Le froid. Souvent le froid. Le froid surtout.
Et puis l’absence, comme un arc-en-ciel dans l’essence. C’est à n’y rien comprendre, ce qu’ils confessent au vide, ce qu’ils disent du silence.
Trois jours de barbe et de bravoure. Le mors aux dents, la rage au ventre, quelques revers sous le chapeau, à la manière des années trente. Et toutes ces intentions sans fond, et ces crispations pour la forme. Formé à la violence par des maestros prétentieux qui dénigraient la clémence et les plus audacieux.
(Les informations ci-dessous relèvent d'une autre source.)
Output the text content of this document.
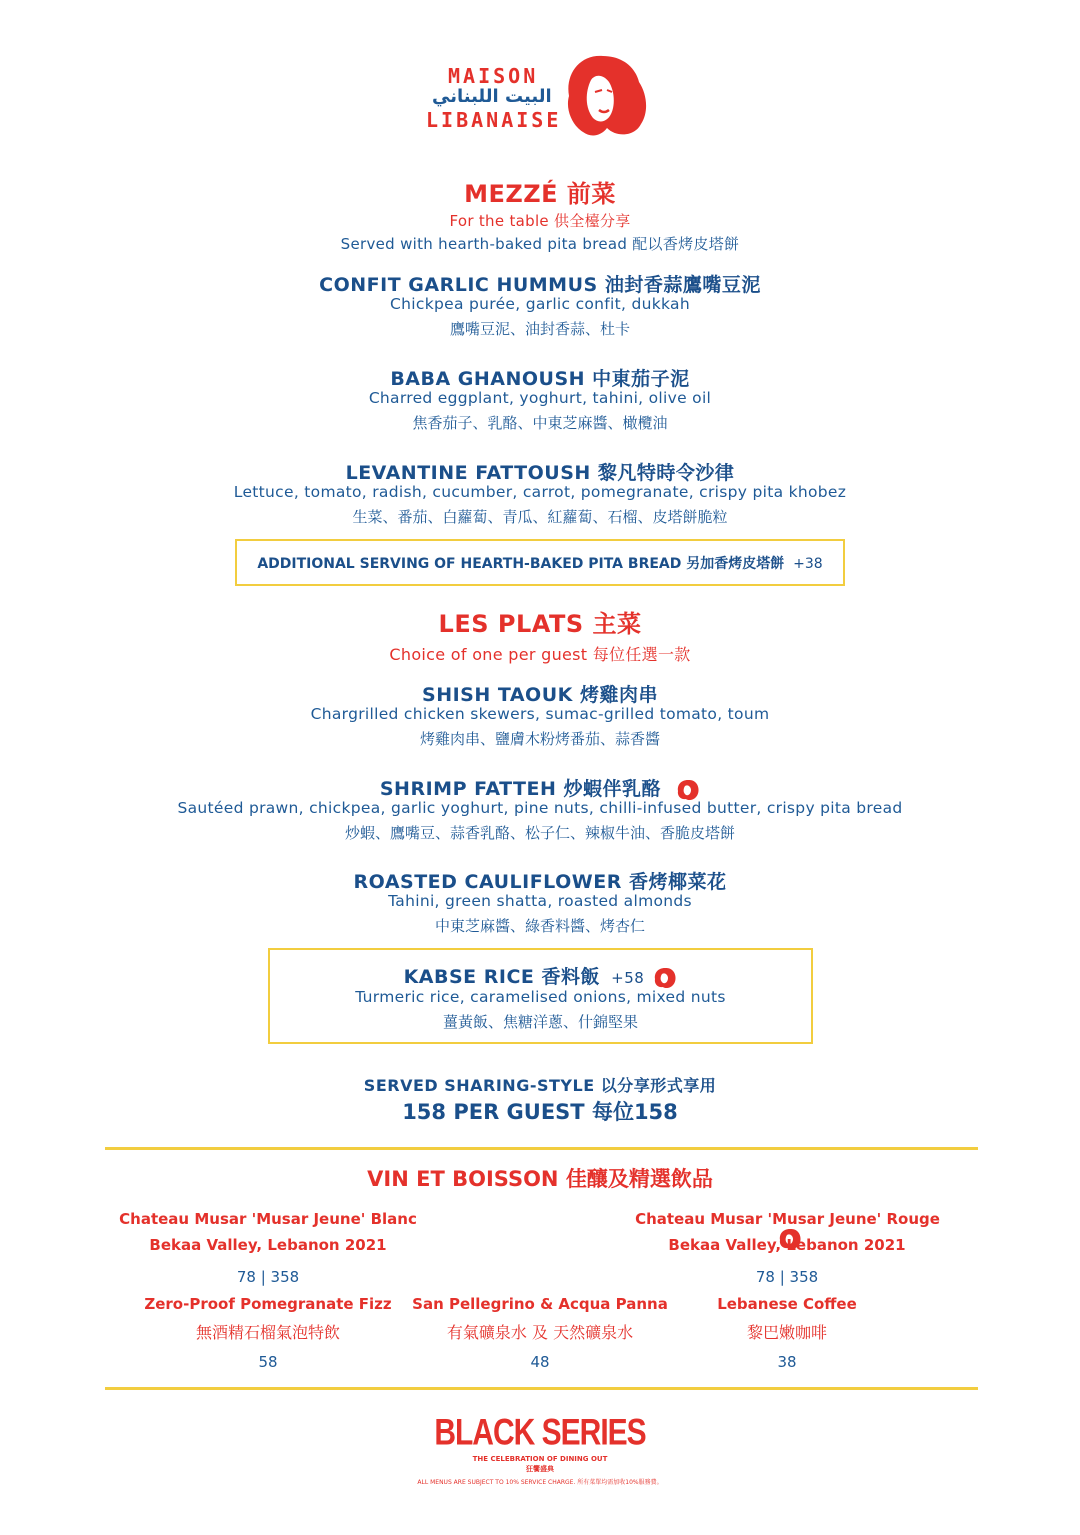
MAISON
البيت اللبناني
LIBANAISE
MEZZÉ 前菜
For the table 供全檯分享
Served with hearth-baked pita bread 配以香烤皮塔餅
CONFIT GARLIC HUMMUS 油封香蒜鷹嘴豆泥
Chickpea purée, garlic confit, dukkah
鷹嘴豆泥、油封香蒜、杜卡
BABA GHANOUSH 中東茄子泥
Charred eggplant, yoghurt, tahini, olive oil
焦香茄子、乳酪、中東芝麻醬、橄欖油
LEVANTINE FATTOUSH 黎凡特時令沙律
Lettuce, tomato, radish, cucumber, carrot, pomegranate, crispy pita khobez
生菜、番茄、白蘿蔔、青瓜、紅蘿蔔、石榴、皮塔餅脆粒
ADDITIONAL SERVING OF HEARTH-BAKED PITA BREAD 另加香烤皮塔餅 +38
LES PLATS 主菜
Choice of one per guest 每位任選一款
SHISH TAOUK 烤雞肉串
Chargrilled chicken skewers, sumac-grilled tomato, toum
烤雞肉串、鹽膚木粉烤番茄、蒜香醬
SHRIMP FATTEH 炒蝦伴乳酪
Sautéed prawn, chickpea, garlic yoghurt, pine nuts, chilli-infused butter, crispy pita bread
炒蝦、鷹嘴豆、蒜香乳酪、松子仁、辣椒牛油、香脆皮塔餅
ROASTED CAULIFLOWER 香烤椰菜花
Tahini, green shatta, roasted almonds
中東芝麻醬、綠香料醬、烤杏仁
KABSE RICE 香料飯 +58
Turmeric rice, caramelised onions, mixed nuts
薑黃飯、焦糖洋蔥、什錦堅果
SERVED SHARING-STYLE 以分享形式享用
158 PER GUEST 每位158
VIN ET BOISSON 佳釀及精選飲品
Chateau Musar 'Musar Jeune' Blanc
Bekaa Valley, Lebanon 2021
78 | 358
Chateau Musar 'Musar Jeune' Rouge
Bekaa Valley, Lebanon 2021
78 | 358
Zero-Proof Pomegranate Fizz
無酒精石榴氣泡特飲
58
San Pellegrino & Acqua Panna
有氣礦泉水 及 天然礦泉水
48
Lebanese Coffee
黎巴嫩咖啡
38
BLACK SERIES
THE CELEBRATION OF DINING OUT
狂饗盛典
ALL MENUS ARE SUBJECT TO 10% SERVICE CHARGE. 所有菜單均需加收10%服務費。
Tellement de seul-à-seul, seul à croquer le fruit du monde, son noyau dur comme une corne, l’écrin de peau vernie pour dissimuler le pourri, les trous d’entrée de la vermine. Vers travailleurs, vers insouciants, vers décadents, vers plus puissants, vers dépendants, ministres vers, ver président. Développement du vivant. Vivant piquant sans les épices:
CECI N’EST PAS UN EXERCICE!

Vivant pourquoi? Juste ce froid? Le froid de l’attente immobile? Le froid de l’attente imbécile? Pauvre immobile, qu’attends-tu là? Fais-tu enfin le froid conforme? Conforme-toi à cet essaim et contente-toi du possible! On n’a pas le temps d’espérer. On a pris le temps d’avoir mal. On a pris le temps de pleurer. On a pris le temps d’être en froid, de prendre froid, s’en prendre à toi. Dans le peu de temps qui restait, on a pris le temps d’avoir peur. Parce que, bien sûr, il faut trembler. Du raisonnable au respectable, faut se moquer de l’impalpable, palper un plus contre un coupable…
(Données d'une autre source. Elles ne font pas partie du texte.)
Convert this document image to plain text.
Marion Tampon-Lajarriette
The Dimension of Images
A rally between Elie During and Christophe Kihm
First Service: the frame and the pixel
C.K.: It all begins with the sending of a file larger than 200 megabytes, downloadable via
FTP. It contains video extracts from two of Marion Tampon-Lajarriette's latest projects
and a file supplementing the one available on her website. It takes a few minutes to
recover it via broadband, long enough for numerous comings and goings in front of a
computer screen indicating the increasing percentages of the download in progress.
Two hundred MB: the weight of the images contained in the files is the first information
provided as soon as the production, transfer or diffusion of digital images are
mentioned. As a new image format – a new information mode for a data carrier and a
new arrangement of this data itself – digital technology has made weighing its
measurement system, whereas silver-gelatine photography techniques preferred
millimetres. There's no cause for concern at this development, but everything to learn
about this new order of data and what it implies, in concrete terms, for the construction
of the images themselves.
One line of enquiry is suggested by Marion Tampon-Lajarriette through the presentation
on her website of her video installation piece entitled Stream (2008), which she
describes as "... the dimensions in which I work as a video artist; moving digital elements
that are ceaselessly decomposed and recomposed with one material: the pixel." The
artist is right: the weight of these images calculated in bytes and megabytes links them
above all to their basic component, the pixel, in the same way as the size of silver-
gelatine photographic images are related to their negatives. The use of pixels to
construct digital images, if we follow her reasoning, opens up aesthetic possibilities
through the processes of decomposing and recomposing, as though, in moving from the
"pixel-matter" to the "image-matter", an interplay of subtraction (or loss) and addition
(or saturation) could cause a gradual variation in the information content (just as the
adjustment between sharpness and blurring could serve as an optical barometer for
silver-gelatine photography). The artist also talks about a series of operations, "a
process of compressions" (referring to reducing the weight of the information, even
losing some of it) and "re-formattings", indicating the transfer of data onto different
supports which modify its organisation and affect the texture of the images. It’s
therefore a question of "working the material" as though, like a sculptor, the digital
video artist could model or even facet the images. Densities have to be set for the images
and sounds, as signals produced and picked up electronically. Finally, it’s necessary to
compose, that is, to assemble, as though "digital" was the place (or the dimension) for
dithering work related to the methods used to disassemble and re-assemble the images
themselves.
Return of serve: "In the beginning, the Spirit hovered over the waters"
Faut croire qu’on n’a que ça à foutre d’impérissable. On a tout testé, tout accepté, tout entassé. On a laissé pour compte ceux qui colorent, ceux qui réchauffent, ceux qui consolent, les repousseurs de bornes ou de grimaces. On a fait fi des infidèles, des désaccordés, des gourmands. On n’a pas daigné appeler l’humain à la barre. On a soulevé les épaules pour condamner le monde entier, on a levé les yeux au ciel pour ne surtout pas regarder où l’on mettait les pieds.

C’est à n’y rien comprendre ce que l’on a fait de nos chances, ce qu’on a pu penser de mes silences. Je cherchais les mots justes. Je voulais te souhaiter la bienvenue. La bienvenue dans mes vertiges, dans mes chutes et mes envolées. Bienvenue dans mes solstices et mes cancrelats. Bienvenue dans le vide. Bienvenue chez moi.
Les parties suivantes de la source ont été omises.